Pennsylvania law has a little known provision which provides that any person who fails within 60 days to satisfy a judgment arising out of a motor vehicle accident can have his operating privilege suspended until the judgment is satisfied. The Vehicle Code allows the injured party to forward to the Department of Transportation a certified copy of the judgment; upon receipt, the Department suspends the operating privilege of the operator who caused the damage.
In order to get the license suspension lifted, the judgment debtor must either show proof of financial responsibility (insurance) sufficient to cover the judgment or must provide evidence that the judgment has actually been paid.

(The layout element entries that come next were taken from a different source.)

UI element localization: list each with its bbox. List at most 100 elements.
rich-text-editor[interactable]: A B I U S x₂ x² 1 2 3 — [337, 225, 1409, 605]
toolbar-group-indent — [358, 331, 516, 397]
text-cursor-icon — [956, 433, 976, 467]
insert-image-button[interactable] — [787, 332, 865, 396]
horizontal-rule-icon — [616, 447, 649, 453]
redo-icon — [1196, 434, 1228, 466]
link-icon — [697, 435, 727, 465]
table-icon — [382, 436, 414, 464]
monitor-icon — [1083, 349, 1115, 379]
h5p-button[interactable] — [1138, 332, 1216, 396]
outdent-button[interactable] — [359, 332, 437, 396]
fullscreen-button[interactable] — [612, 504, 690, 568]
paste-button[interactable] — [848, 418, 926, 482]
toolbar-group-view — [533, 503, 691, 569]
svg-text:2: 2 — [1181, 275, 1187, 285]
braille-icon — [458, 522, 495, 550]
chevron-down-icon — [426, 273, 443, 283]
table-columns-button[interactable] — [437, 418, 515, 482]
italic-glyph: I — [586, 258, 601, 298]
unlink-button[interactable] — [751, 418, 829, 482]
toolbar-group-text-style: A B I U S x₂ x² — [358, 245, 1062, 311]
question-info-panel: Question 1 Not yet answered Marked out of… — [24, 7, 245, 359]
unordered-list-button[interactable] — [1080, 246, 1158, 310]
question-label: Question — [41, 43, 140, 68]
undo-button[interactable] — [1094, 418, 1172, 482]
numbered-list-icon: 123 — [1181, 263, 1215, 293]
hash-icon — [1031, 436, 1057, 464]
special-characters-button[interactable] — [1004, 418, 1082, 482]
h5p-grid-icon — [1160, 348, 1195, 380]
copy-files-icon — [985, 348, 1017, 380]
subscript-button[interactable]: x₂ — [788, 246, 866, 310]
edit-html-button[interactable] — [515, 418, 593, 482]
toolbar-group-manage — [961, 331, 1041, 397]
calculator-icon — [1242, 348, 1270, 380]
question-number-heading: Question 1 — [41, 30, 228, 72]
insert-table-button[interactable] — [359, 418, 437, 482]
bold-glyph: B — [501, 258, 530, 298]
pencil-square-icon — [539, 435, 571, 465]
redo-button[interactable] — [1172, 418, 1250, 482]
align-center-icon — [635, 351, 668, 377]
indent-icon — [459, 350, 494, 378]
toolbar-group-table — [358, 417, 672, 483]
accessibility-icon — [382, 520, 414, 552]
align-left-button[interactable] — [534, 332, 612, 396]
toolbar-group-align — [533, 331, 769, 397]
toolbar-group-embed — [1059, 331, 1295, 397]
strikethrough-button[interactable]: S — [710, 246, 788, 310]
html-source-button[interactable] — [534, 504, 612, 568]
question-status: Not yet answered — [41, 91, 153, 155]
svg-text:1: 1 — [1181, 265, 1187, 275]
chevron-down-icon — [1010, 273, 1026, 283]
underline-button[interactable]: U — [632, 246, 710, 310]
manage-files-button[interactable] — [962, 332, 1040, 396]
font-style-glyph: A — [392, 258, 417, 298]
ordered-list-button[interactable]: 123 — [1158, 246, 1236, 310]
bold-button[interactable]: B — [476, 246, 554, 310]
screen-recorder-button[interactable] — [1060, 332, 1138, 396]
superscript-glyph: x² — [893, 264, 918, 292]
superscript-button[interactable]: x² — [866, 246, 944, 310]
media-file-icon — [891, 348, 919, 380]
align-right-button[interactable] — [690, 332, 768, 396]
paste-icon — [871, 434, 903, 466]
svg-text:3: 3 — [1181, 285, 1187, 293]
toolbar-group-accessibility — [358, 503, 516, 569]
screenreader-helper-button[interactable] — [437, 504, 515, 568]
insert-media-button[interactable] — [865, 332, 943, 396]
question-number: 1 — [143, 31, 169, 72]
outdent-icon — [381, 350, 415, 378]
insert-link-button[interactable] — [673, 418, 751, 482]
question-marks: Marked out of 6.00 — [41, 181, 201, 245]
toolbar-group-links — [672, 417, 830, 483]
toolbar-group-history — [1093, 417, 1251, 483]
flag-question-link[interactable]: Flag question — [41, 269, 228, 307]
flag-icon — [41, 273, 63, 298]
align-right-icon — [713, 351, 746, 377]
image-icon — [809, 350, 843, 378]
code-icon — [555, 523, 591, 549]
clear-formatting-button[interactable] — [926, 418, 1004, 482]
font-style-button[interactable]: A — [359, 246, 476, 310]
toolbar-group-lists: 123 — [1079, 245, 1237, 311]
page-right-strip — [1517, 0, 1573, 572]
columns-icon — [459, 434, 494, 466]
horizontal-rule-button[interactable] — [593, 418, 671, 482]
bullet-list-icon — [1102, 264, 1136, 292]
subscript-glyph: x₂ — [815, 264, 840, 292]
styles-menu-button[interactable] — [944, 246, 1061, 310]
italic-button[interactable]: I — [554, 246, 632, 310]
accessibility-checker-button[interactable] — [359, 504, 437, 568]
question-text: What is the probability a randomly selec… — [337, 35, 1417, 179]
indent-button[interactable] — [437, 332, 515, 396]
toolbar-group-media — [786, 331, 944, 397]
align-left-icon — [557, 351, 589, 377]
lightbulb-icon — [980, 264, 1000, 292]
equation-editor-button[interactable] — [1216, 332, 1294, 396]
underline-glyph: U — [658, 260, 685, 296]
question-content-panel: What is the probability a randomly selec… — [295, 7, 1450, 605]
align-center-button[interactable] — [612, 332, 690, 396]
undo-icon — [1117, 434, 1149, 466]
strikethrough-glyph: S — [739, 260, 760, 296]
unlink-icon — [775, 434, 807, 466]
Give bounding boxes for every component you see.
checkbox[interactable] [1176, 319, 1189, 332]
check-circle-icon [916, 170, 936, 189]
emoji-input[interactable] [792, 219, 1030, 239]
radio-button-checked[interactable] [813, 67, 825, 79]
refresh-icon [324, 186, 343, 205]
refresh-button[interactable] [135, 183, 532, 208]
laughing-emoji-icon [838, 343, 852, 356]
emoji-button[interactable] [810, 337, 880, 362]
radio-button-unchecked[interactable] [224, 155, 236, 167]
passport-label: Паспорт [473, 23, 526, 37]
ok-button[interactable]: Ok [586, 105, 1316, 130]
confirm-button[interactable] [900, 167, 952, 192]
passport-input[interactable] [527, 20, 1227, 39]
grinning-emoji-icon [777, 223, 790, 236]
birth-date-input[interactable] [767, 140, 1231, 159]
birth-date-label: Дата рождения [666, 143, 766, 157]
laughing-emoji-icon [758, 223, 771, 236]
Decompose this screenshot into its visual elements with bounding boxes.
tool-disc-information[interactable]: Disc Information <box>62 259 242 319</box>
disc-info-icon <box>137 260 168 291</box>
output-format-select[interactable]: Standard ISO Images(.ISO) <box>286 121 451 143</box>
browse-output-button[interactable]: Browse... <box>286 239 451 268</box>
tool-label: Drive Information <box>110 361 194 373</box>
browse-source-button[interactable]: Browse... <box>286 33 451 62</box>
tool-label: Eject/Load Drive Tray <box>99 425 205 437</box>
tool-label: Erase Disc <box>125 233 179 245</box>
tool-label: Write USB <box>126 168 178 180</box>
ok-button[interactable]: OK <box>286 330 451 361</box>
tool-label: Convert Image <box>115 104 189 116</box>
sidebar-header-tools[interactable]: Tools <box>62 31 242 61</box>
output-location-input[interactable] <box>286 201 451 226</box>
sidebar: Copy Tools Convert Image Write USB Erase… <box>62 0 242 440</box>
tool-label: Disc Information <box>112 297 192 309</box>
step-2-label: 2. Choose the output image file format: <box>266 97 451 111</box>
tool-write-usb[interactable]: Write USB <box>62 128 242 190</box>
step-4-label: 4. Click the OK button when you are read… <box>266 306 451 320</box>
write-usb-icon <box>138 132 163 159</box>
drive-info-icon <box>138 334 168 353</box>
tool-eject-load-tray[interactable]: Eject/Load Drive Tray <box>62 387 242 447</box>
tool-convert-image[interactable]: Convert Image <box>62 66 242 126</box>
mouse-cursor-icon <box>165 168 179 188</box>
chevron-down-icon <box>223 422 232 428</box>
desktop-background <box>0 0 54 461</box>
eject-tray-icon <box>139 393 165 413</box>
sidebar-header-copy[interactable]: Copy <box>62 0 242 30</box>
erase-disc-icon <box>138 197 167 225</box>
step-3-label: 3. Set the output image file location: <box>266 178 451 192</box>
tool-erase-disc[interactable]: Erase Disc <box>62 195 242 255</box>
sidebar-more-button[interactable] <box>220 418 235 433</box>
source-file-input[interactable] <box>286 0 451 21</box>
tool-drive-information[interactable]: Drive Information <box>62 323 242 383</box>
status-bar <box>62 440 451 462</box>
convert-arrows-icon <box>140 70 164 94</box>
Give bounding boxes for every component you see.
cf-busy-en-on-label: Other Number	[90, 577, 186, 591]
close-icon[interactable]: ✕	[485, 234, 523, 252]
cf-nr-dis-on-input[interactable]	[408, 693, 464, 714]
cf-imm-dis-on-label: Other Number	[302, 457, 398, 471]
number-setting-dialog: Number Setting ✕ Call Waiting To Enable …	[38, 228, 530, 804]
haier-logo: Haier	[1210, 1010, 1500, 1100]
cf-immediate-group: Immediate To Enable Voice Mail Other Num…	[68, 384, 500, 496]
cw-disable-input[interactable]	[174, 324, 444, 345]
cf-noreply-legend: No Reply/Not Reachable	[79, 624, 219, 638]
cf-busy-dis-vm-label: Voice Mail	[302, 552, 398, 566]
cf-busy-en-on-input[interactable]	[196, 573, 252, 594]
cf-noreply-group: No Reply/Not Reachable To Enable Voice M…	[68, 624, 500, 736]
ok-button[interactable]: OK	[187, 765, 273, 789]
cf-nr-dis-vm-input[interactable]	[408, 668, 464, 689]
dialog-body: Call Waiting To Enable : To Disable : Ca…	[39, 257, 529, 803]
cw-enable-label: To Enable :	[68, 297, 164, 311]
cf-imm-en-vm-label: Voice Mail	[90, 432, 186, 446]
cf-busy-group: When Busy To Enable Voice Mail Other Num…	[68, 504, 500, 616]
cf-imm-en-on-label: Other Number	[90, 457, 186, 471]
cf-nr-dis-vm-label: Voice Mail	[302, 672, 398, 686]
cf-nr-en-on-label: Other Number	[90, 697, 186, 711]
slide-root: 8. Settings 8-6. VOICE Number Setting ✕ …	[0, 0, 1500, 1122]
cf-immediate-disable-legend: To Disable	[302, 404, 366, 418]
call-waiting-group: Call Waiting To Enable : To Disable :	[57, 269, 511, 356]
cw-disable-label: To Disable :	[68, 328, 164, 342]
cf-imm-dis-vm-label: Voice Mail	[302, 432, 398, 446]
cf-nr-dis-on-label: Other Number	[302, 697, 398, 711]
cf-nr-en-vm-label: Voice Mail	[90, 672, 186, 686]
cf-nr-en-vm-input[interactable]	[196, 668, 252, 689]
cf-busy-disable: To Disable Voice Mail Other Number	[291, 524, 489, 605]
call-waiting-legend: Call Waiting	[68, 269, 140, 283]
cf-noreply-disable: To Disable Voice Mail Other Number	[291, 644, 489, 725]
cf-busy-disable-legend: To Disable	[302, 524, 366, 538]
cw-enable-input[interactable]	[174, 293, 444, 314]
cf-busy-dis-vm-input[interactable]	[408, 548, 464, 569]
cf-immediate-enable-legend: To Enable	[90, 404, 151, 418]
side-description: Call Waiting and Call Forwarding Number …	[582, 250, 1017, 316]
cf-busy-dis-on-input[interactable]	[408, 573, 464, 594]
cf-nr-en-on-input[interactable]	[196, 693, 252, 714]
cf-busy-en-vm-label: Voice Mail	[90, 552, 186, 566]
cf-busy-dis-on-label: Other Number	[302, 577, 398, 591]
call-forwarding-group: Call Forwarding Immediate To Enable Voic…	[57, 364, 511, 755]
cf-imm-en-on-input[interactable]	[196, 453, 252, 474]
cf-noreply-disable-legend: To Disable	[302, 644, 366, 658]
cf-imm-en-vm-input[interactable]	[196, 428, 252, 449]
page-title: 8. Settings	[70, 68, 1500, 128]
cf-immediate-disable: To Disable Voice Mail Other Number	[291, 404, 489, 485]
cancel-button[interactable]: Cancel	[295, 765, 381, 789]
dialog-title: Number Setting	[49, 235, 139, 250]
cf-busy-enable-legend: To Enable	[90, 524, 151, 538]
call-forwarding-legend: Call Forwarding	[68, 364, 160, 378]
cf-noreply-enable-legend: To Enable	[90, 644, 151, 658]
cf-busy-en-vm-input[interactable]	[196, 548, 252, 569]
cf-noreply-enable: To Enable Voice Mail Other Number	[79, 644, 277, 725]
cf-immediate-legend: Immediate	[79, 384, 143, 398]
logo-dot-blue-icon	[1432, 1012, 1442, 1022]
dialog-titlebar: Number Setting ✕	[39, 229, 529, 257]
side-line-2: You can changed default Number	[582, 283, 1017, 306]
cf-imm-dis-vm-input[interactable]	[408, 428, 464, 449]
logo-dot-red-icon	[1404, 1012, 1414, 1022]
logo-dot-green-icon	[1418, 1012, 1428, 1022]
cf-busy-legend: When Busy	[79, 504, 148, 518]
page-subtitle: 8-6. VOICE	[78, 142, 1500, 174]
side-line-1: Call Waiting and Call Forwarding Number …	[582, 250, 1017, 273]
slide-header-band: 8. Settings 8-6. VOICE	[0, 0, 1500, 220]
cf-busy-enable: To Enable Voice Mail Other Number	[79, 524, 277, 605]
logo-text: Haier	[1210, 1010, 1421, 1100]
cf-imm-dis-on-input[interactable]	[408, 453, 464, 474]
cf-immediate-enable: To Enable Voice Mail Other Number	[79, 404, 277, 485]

There is a limit, however, to the amount required to be paid by the judgment debtor. For an injury to one person arising out of one accident the entire judgment must be satisfied up to a maximum of $15,000; in the case of injuries to multiple persons, the entire judgment must be satisfied up to a maximum of $30,000; in the case of property damage, the entire judgment must be satisfied up to a maximum of $5,000. These maximums correspond to the minimum insurance limits required for motor vehicle insurance in Pennsylvania.
In cases of hardship, the judgment debtor can apply to the court for the privilege of paying the judgment in installments; so long as the installments are paid in a timely fashion the suspension is lifted subject to reinstatement in the event of default in payment.
It is worth noting that in smaller cases, the license suspension penalty remains a strong motivator to force the negligent driver to pay for the damages caused by his or her negligence. The suspension procedure comes into play most commonly in cases where drivers fail to maintain required insurance. It can also apply to judgments arising out of small accidents where an insurance claim is not submitted.